Dimanche dernier, près de 10 000 personnes ont convergé vers la Croisette à Cannes pour participer au Bal des Fous, une fête costumée sur le thème du Far West. Avec une capacité maximale de 4 500 personnes, la terrasse du Palais des festivals n'a pas pu accueillir tout le monde. Des milliers de participants sont restés à l'extérieur, certains ayant attendu plusieurs heures sans pouvoir entrer. Cet engouement inédit pousse les organisateurs à envisager des solutions pour l'avenir.
Une affluence qui dépasse les capacités d'accueil
Dès 14 heures, soit deux heures avant l'ouverture prévue à 16 heures, une file d'attente s'étendait déjà sur une grande partie de la Croisette. À 22 heures, six heures après l'ouverture, des centaines de personnes patientaient encore dans l'espoir d'accéder à la fête. Parmi elles, Quentin, 27 ans, habitué du Bal des Fous, raconte : « On est arrivés à 15 heures et il y avait déjà des milliers de personnes. Quand les portes ont ouvert une heure plus tard, on a vite compris que ce serait mission impossible. On a quand même attendu jusqu'à 18 heures avant de lâcher l'affaire. » Vêtu d'un chapeau de cow-boy et de santiags pour coller au thème, il pensait que son déguisement faciliterait l'entrée, mais cela n'a pas suffi.
Un succès qui dépasse les frontières locales
Mozart, co-organisateur de l'événement, exprime son étonnement : « On a été submergés. Avant, on voyait beaucoup de locaux et de touristes qui découvraient le Bal parce qu'ils étaient en vacances sur la Côte d'Azur. Aujourd'hui, il y a de plus en plus de gens qui viennent de loin pour participer. » L'affluence record de ce dimanche a doublé la capacité d'accueil du site, limitée à 4 500 personnes, dont près de 2 000 entrées libres. Le reste de la jauge est réservé aux tables VIP et aux Fast Pass payants. Face à cette situation, les organisateurs ont rapidement publié un message sur les réseaux sociaux pour annoncer que la prochaine date, le Bal Copacabana, affiche déjà complet.

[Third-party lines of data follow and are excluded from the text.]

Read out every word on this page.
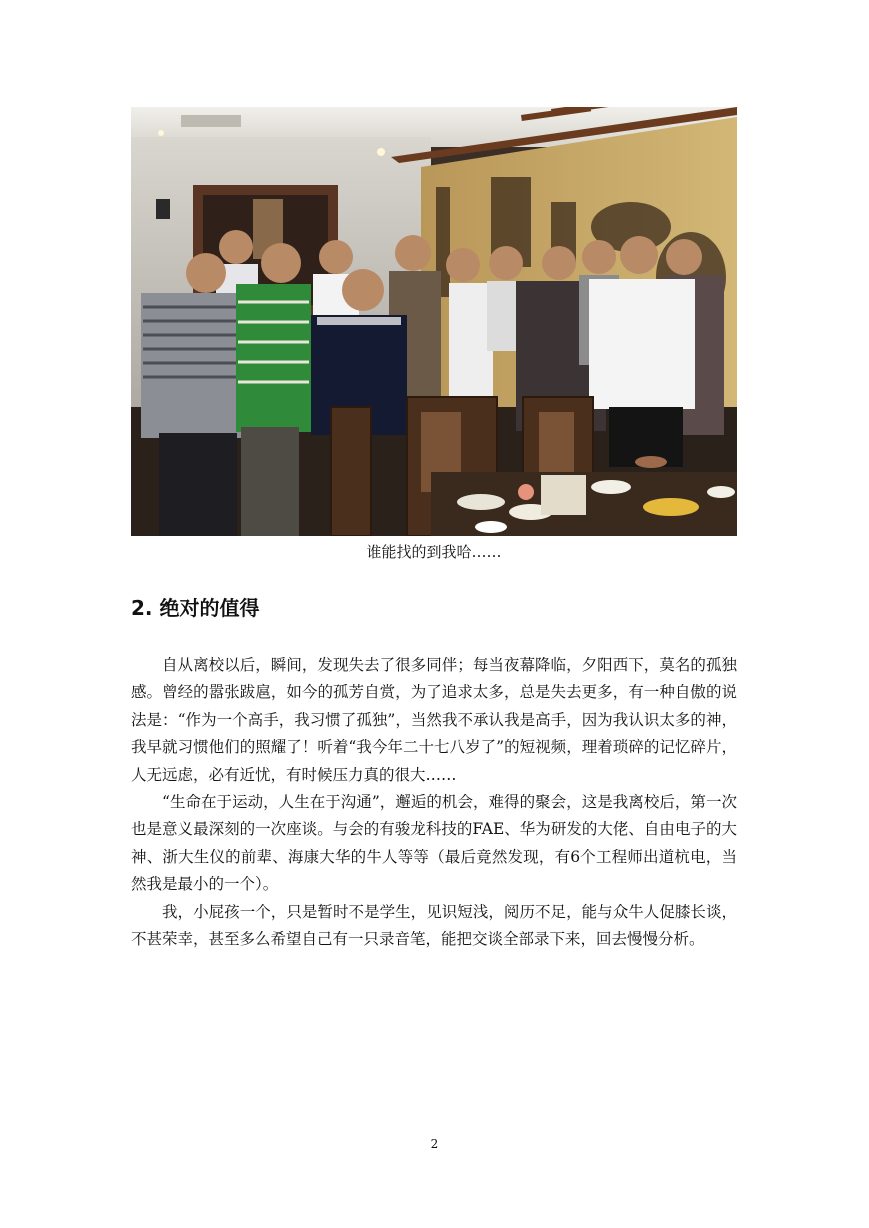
谁能找的到我哈……
2. 绝对的值得

自从离校以后，瞬间，发现失去了很多同伴；每当夜幕降临，夕阳西下，莫名的孤独感。曾经的嚣张跋扈，如今的孤芳自赏，为了追求太多，总是失去更多，有一种自傲的说法是：“作为一个高手，我习惯了孤独”，当然我不承认我是高手，因为我认识太多的神，我早就习惯他们的照耀了！听着“我今年二十七八岁了”的短视频，理着琐碎的记忆碎片，人无远虑，必有近忧，有时候压力真的很大……

“生命在于运动，人生在于沟通”，邂逅的机会，难得的聚会，这是我离校后，第一次也是意义最深刻的一次座谈。与会的有骏龙科技的FAE、华为研发的大佬、自由电子的大神、浙大生仪的前辈、海康大华的牛人等等（最后竟然发现，有6个工程师出道杭电，当然我是最小的一个）。

我，小屁孩一个，只是暂时不是学生，见识短浅，阅历不足，能与众牛人促膝长谈，不甚荣幸，甚至多么希望自己有一只录音笔，能把交谈全部录下来，回去慢慢分析。

2
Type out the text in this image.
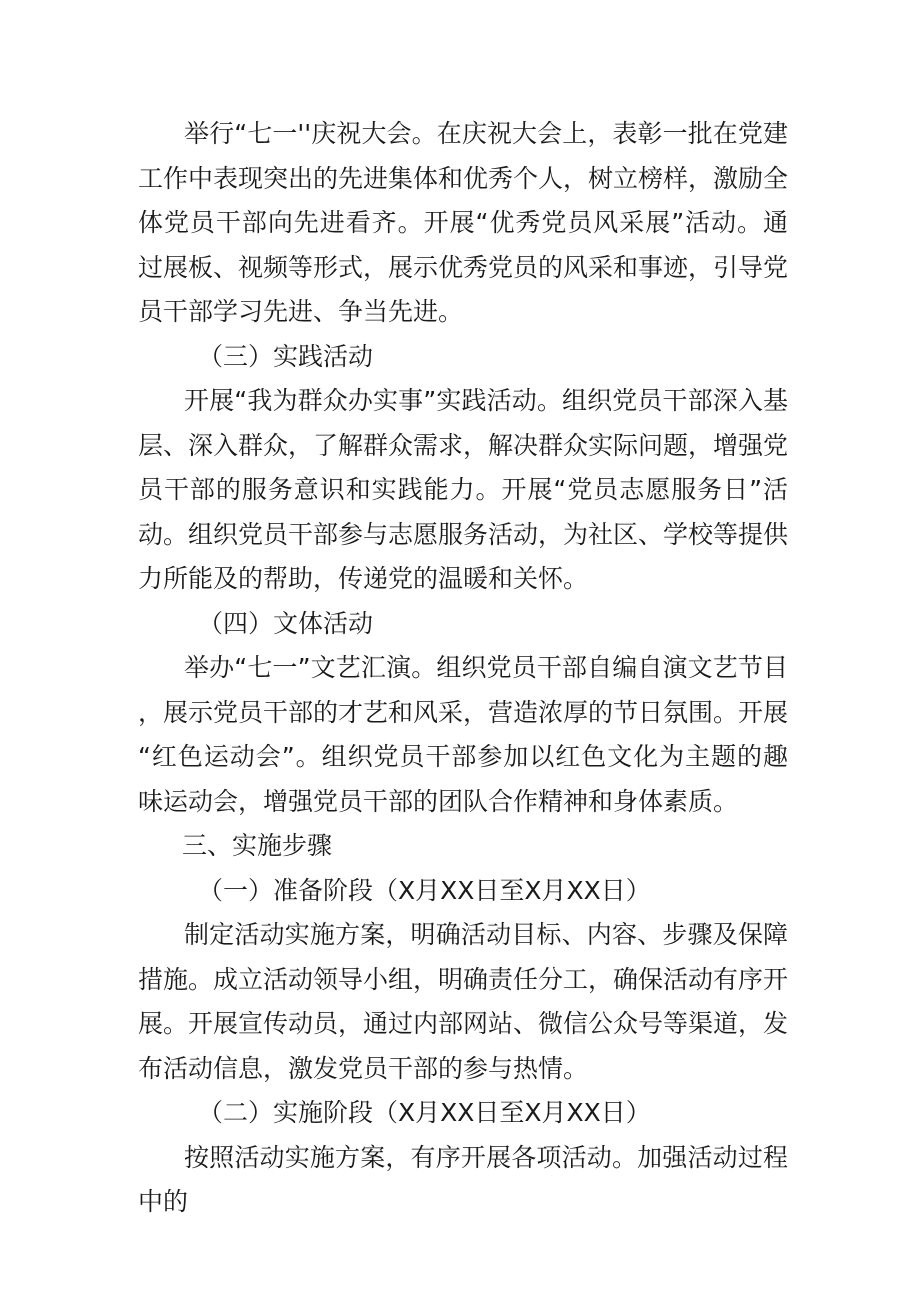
举行“七一''庆祝大会。在庆祝大会上，表彰一批在党建工作中表现突出的先进集体和优秀个人，树立榜样，激励全体党员干部向先进看齐。开展“优秀党员风采展”活动。通过展板、视频等形式，展示优秀党员的风采和事迹，引导党员干部学习先进、争当先进。

（三）实践活动

开展“我为群众办实事”实践活动。组织党员干部深入基层、深入群众，了解群众需求，解决群众实际问题，增强党员干部的服务意识和实践能力。开展“党员志愿服务日”活动。组织党员干部参与志愿服务活动，为社区、学校等提供力所能及的帮助，传递党的温暖和关怀。

（四）文体活动

举办“七一”文艺汇演。组织党员干部自编自演文艺节目，展示党员干部的才艺和风采，营造浓厚的节日氛围。开展“红色运动会”。组织党员干部参加以红色文化为主题的趣味运动会，增强党员干部的团队合作精神和身体素质。

三、实施步骤

（一）准备阶段（X月XX日至X月XX日）

制定活动实施方案，明确活动目标、内容、步骤及保障措施。成立活动领导小组，明确责任分工，确保活动有序开展。开展宣传动员，通过内部网站、微信公众号等渠道，发布活动信息，激发党员干部的参与热情。

（二）实施阶段（X月XX日至X月XX日）

按照活动实施方案，有序开展各项活动。加强活动过程中的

Maintenir l'équilibre entre gratuité et sélectivité
Malgré la pression, Mozart refuse de céder au 100 % payant. « Si on fait ça, on perd l'ADN du Bal des Fous. Il y a des VIP, des gens très aisés, mais aussi des jeunes qui viennent juste avec leur déguisement. On veut que tout le monde puisse faire la fête ensemble. C'est un équilibre difficile. » Le rendez-vous estival est confronté au même défi que Cannes elle-même, devenue un « village mondial » au fil des ans : rester fidèle à son identité tout en attirant toujours plus de monde.
Vers une extension des dates ?
Pour répondre à cette affluence exceptionnelle, la solution envisagée est de proposer plus de dates. « Pourquoi pas ajouter des samedis ? » suggère Mozart. Cependant, une telle évolution nécessite l'accord du Palais des festivals et de la Ville de Cannes, qui devront évaluer la faisabilité logistique. En attendant, les huit dates estivales restent insuffisantes pour satisfaire les milliers de participants qui tentent leur chance chaque dimanche.